The kitchen itself is incredible, all summer they preserve what they can. Nearly everything is made from scratch, including the bacon in the smoker. It takes real commitment to make this work.

A lot of people want this program to fail. Kirsten shared how you need to be innovative to keep it all running and shares it’s not only about the food.

They also have a mandate to hire students and works with SEED Winnipeg, a community organization that trains people who are hard to employ?

That means Chef Kramer is working with a kitchen staff that often has absolutely no cooking experience and he needs to train them.

To make the money work, the kitchen also runs, Diversity Food Services, a catering company on the side.

The number of hours Chef Kramer has to commit simply to talking to farmers and meeting with each one when they deliver is unbelievable.

But Chef Kramer believes keeping money in the economy is important and that local is better.

What they are doing here is incredible, showing the world that you can feed local, organic on a large scale and make it work financially.

While big corporations are hoping this will fail, I am rooting for them as I remember my time in residence at Dalhousie University and I can tell you the food was not worth the Freshman 15 I packed on.

Join the Conversation

  1. Love the sound of the ‘Dandelion Eatery’. Dandelion and Burdock would be my cafe’s name, perhaps, in a distant world.

    1. Ayngelina Author says:

      I love that name, you should definitely do it.

  2. Chrystal McKay says:

    I had no idea that UoW was so good on the cafeteria front. Not just good, but incredible. UOttawa has a decent cafeteria but they still promote many low nutrition meals which I always hated. Who knew that closer to home they were doing it right? Way to go Winnipeg. I’m starting to warm to the winterpeg with each post you write.

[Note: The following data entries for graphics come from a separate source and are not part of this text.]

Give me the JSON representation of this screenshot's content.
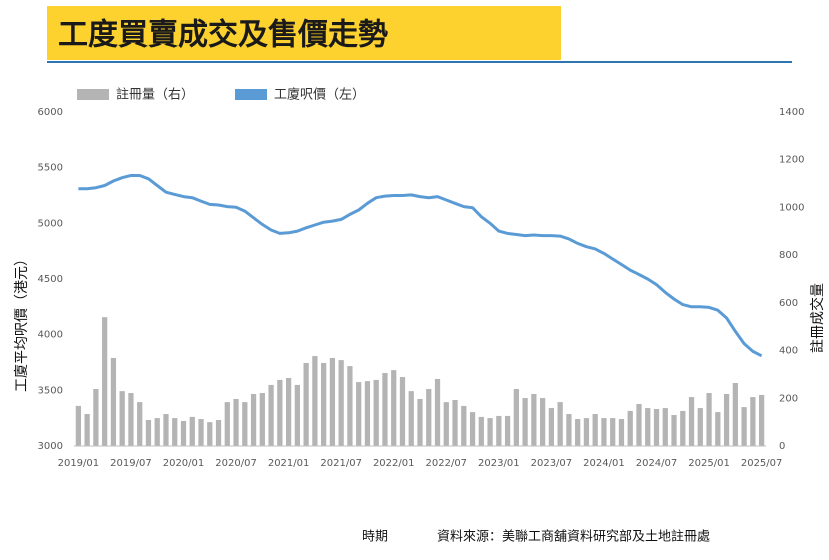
{
  "chart_data": {
    "type": "bar-line",
    "title": "工度買賣成交及售價走勢",
    "y_label": "工廈平均呎價（港元）",
    "y2_label": "註冊成交量",
    "x_label": "時期",
    "source": "資料來源：美聯工商舖資料研究部及土地註冊處",
    "categories": [
      "2019/01",
      null,
      null,
      null,
      null,
      null,
      "2019/07",
      null,
      null,
      null,
      null,
      null,
      "2020/01",
      null,
      null,
      null,
      null,
      null,
      "2020/07",
      null,
      null,
      null,
      null,
      null,
      "2021/01",
      null,
      null,
      null,
      null,
      null,
      "2021/07",
      null,
      null,
      null,
      null,
      null,
      "2022/01",
      null,
      null,
      null,
      null,
      null,
      "2022/07",
      null,
      null,
      null,
      null,
      null,
      "2023/01",
      null,
      null,
      null,
      null,
      null,
      "2023/07",
      null,
      null,
      null,
      null,
      null,
      "2024/01",
      null,
      null,
      null,
      null,
      null,
      "2024/07",
      null,
      null,
      null,
      null,
      null,
      "2025/01",
      null,
      null,
      null,
      null,
      null,
      "2025/07"
    ],
    "series": [
      {
        "name": "註冊量（右）",
        "color": "#b4b4b4",
        "axis": "y2",
        "values": [
          168,
          134,
          239,
          540,
          369,
          230,
          222,
          184,
          109,
          117,
          134,
          117,
          105,
          122,
          113,
          100,
          109,
          184,
          197,
          184,
          218,
          222,
          256,
          277,
          285,
          256,
          348,
          377,
          348,
          369,
          360,
          335,
          268,
          272,
          277,
          306,
          318,
          289,
          230,
          197,
          239,
          281,
          184,
          193,
          168,
          142,
          122,
          117,
          126,
          126,
          239,
          201,
          218,
          201,
          159,
          184,
          134,
          113,
          117,
          134,
          117,
          117,
          113,
          147,
          176,
          159,
          155,
          159,
          130,
          147,
          205,
          159,
          222,
          142,
          218,
          264,
          163,
          205,
          214
        ]
      },
      {
        "name": "工廈呎價（左）",
        "color": "#5b9bd5",
        "axis": "y",
        "values": [
          5310,
          5310,
          5320,
          5340,
          5380,
          5410,
          5430,
          5430,
          5400,
          5340,
          5280,
          5260,
          5240,
          5230,
          5200,
          5170,
          5165,
          5150,
          5145,
          5110,
          5050,
          4990,
          4940,
          4910,
          4915,
          4930,
          4960,
          4985,
          5010,
          5020,
          5035,
          5080,
          5120,
          5180,
          5230,
          5245,
          5250,
          5250,
          5255,
          5240,
          5230,
          5240,
          5210,
          5180,
          5150,
          5140,
          5060,
          5000,
          4930,
          4910,
          4900,
          4890,
          4895,
          4890,
          4890,
          4885,
          4860,
          4820,
          4790,
          4770,
          4730,
          4680,
          4630,
          4580,
          4540,
          4500,
          4450,
          4380,
          4320,
          4270,
          4250,
          4250,
          4245,
          4220,
          4150,
          4030,
          3920,
          3850,
          3810
        ]
      }
    ],
    "ylim": [
      3000,
      6000
    ],
    "yticks": [
      3000,
      3500,
      4000,
      4500,
      5000,
      5500,
      6000
    ],
    "y2lim": [
      0,
      1400
    ],
    "y2ticks": [
      0,
      200,
      400,
      600,
      800,
      1000,
      1200,
      1400
    ],
    "grid": false
  }
}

    1. Ayngelina Author says:

      Each day I stay in Winnipeg the more I start to think it could be one of my favourite Canadian cities.

  3. Carmie Brogan says:

    Great post but I am really amazed at how good looking all these chefs seem to be. Chef Boyardee didn’t look this good!

    1. Ayngelina Author says:

      Maybe in his younger years?

  4. That’s amazing. I wish UNB had had something like that when I was there. What I mostly remember from those cafeteria meals was fried potato of some variety available at *every* meal, mystery meat in gravy and a lot of pasta. I did, at least, discover the yumminess of spinach salads during that time thanks to a crush of mine who loved the salad bar. 😉

    1. Ayngelina Author says:

      I went to Dalhousie and it was the same thing. It makes you so lethargic when they should be feeding us so that we can study and excel.

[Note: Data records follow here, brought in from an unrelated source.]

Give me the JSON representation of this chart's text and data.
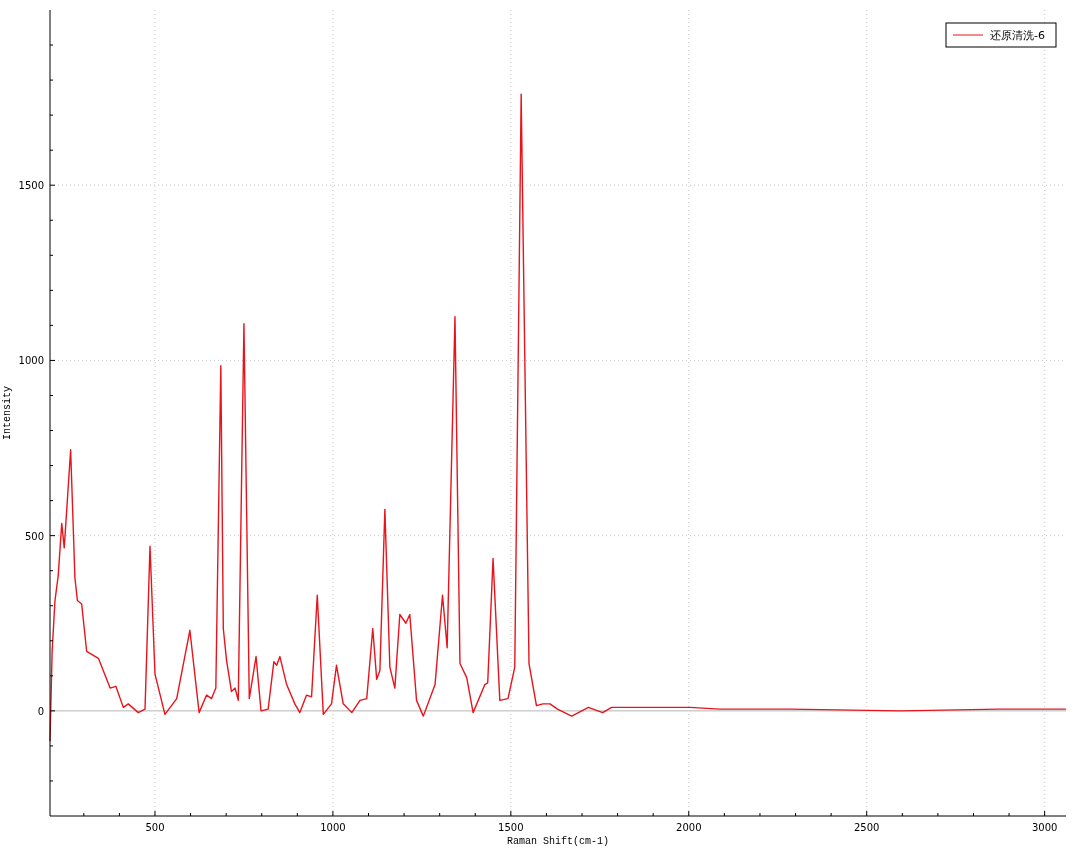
{
  "chart_data": {
    "type": "line",
    "xlabel": "Raman Shift(cm-1)",
    "ylabel": "Intensity",
    "xlim": [
      205,
      3060
    ],
    "ylim": [
      -300,
      2000
    ],
    "xticks": [
      {
        "value": 300,
        "label": null
      },
      {
        "value": 400,
        "label": null
      },
      500,
      {
        "value": 600,
        "label": null
      },
      {
        "value": 700,
        "label": null
      },
      {
        "value": 800,
        "label": null
      },
      {
        "value": 900,
        "label": null
      },
      1000,
      {
        "value": 1100,
        "label": null
      },
      {
        "value": 1200,
        "label": null
      },
      {
        "value": 1300,
        "label": null
      },
      {
        "value": 1400,
        "label": null
      },
      1500,
      {
        "value": 1600,
        "label": null
      },
      {
        "value": 1700,
        "label": null
      },
      {
        "value": 1800,
        "label": null
      },
      {
        "value": 1900,
        "label": null
      },
      2000,
      {
        "value": 2100,
        "label": null
      },
      {
        "value": 2200,
        "label": null
      },
      {
        "value": 2300,
        "label": null
      },
      {
        "value": 2400,
        "label": null
      },
      2500,
      {
        "value": 2600,
        "label": null
      },
      {
        "value": 2700,
        "label": null
      },
      {
        "value": 2800,
        "label": null
      },
      {
        "value": 2900,
        "label": null
      },
      3000
    ],
    "yticks": [
      {
        "value": -200,
        "label": null
      },
      {
        "value": -100,
        "label": null
      },
      0,
      {
        "value": 100,
        "label": null
      },
      {
        "value": 200,
        "label": null
      },
      {
        "value": 300,
        "label": null
      },
      {
        "value": 400,
        "label": null
      },
      500,
      {
        "value": 600,
        "label": null
      },
      {
        "value": 700,
        "label": null
      },
      {
        "value": 800,
        "label": null
      },
      {
        "value": 900,
        "label": null
      },
      1000,
      {
        "value": 1100,
        "label": null
      },
      {
        "value": 1200,
        "label": null
      },
      {
        "value": 1300,
        "label": null
      },
      {
        "value": 1400,
        "label": null
      },
      1500,
      {
        "value": 1600,
        "label": null
      },
      {
        "value": 1700,
        "label": null
      },
      {
        "value": 1800,
        "label": null
      },
      {
        "value": 1900,
        "label": null
      }
    ],
    "grid": true,
    "legend": "top right",
    "marker": "none",
    "line_style": "solid",
    "ref_lines": [
      {
        "axis": "y",
        "value": 0,
        "color": "#d0d0d0"
      }
    ],
    "series": [
      {
        "name": "还原清洗-6",
        "color": "#e8141c",
        "x": [
          205,
          211,
          219,
          228,
          238,
          245,
          263,
          275,
          282,
          294,
          308,
          341,
          374,
          390,
          411,
          425,
          453,
          472,
          486,
          500,
          528,
          561,
          598,
          624,
          645,
          659,
          671,
          685,
          692,
          701,
          715,
          725,
          734,
          750,
          765,
          784,
          798,
          818,
          834,
          842,
          851,
          870,
          893,
          907,
          926,
          940,
          956,
          973,
          996,
          1010,
          1029,
          1053,
          1076,
          1095,
          1112,
          1123,
          1132,
          1146,
          1160,
          1174,
          1188,
          1205,
          1216,
          1235,
          1254,
          1287,
          1308,
          1321,
          1343,
          1357,
          1376,
          1394,
          1427,
          1435,
          1450,
          1469,
          1492,
          1511,
          1529,
          1551,
          1572,
          1590,
          1610,
          1631,
          1671,
          1718,
          1758,
          1783,
          1862,
          2003,
          2087,
          2284,
          2593,
          2874,
          3059
        ],
        "values": [
          -85,
          170,
          315,
          385,
          535,
          465,
          745,
          380,
          315,
          305,
          170,
          150,
          65,
          70,
          10,
          20,
          -5,
          5,
          470,
          105,
          -10,
          35,
          230,
          -5,
          45,
          35,
          65,
          985,
          235,
          145,
          55,
          65,
          30,
          1105,
          35,
          155,
          0,
          5,
          140,
          130,
          155,
          75,
          20,
          -5,
          45,
          40,
          330,
          -10,
          20,
          130,
          20,
          -5,
          30,
          35,
          235,
          90,
          115,
          575,
          125,
          65,
          275,
          250,
          275,
          30,
          -15,
          75,
          330,
          180,
          1125,
          135,
          95,
          -5,
          75,
          80,
          435,
          30,
          35,
          125,
          1760,
          135,
          15,
          20,
          20,
          5,
          -15,
          10,
          -5,
          10,
          10,
          10,
          5,
          5,
          0,
          5,
          5
        ]
      }
    ]
  }
}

  5. University cafeteria food has never sounded so delicious before!

    1. Ayngelina Author says:

      The only reason I would want to go back.

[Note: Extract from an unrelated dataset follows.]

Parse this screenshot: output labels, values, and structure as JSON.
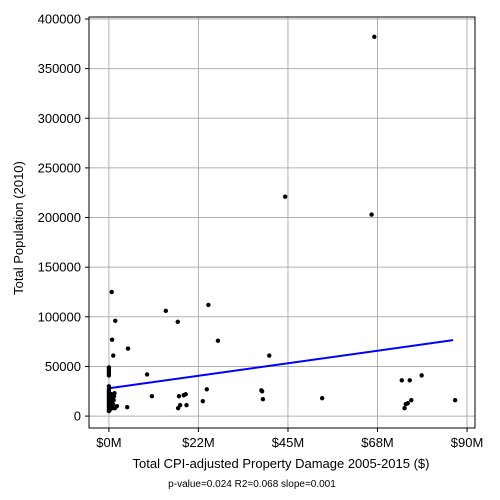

  6. Sexy Chefs? Sounds good to me… xx

    1. Ayngelina Author says:

      And good food too!

  7. Oh yeah – my college cafeteria was nothing like this! I’m rooting for this project too!

    1. Ayngelina Author says:

      I really hope they make it, such a good model to show people that it really can work – as long as you have the right people.

  8. Jessica of HolaYessica says:

    What a cool project! My college did incorporate local food as well in the dining hall, and it was awesome. I’m definitely cheering for this project as well. Go Ben Kramer!

    1. Ayngelina Author says:

      I have also started to see schools in warmer communities start gardens to use – unfortunately Winnipeg is too cold most of the year for that.

  9. That is absolutely fantastic! What a brilliant idea. And so amazing that such a large institution would choose quality over quantity and low cost.

    1. Ayngelina Author says:

      As great as it is that these two are so committed to the cause I also think the University of Winnipeg should get kudos for having the vision to do something like this.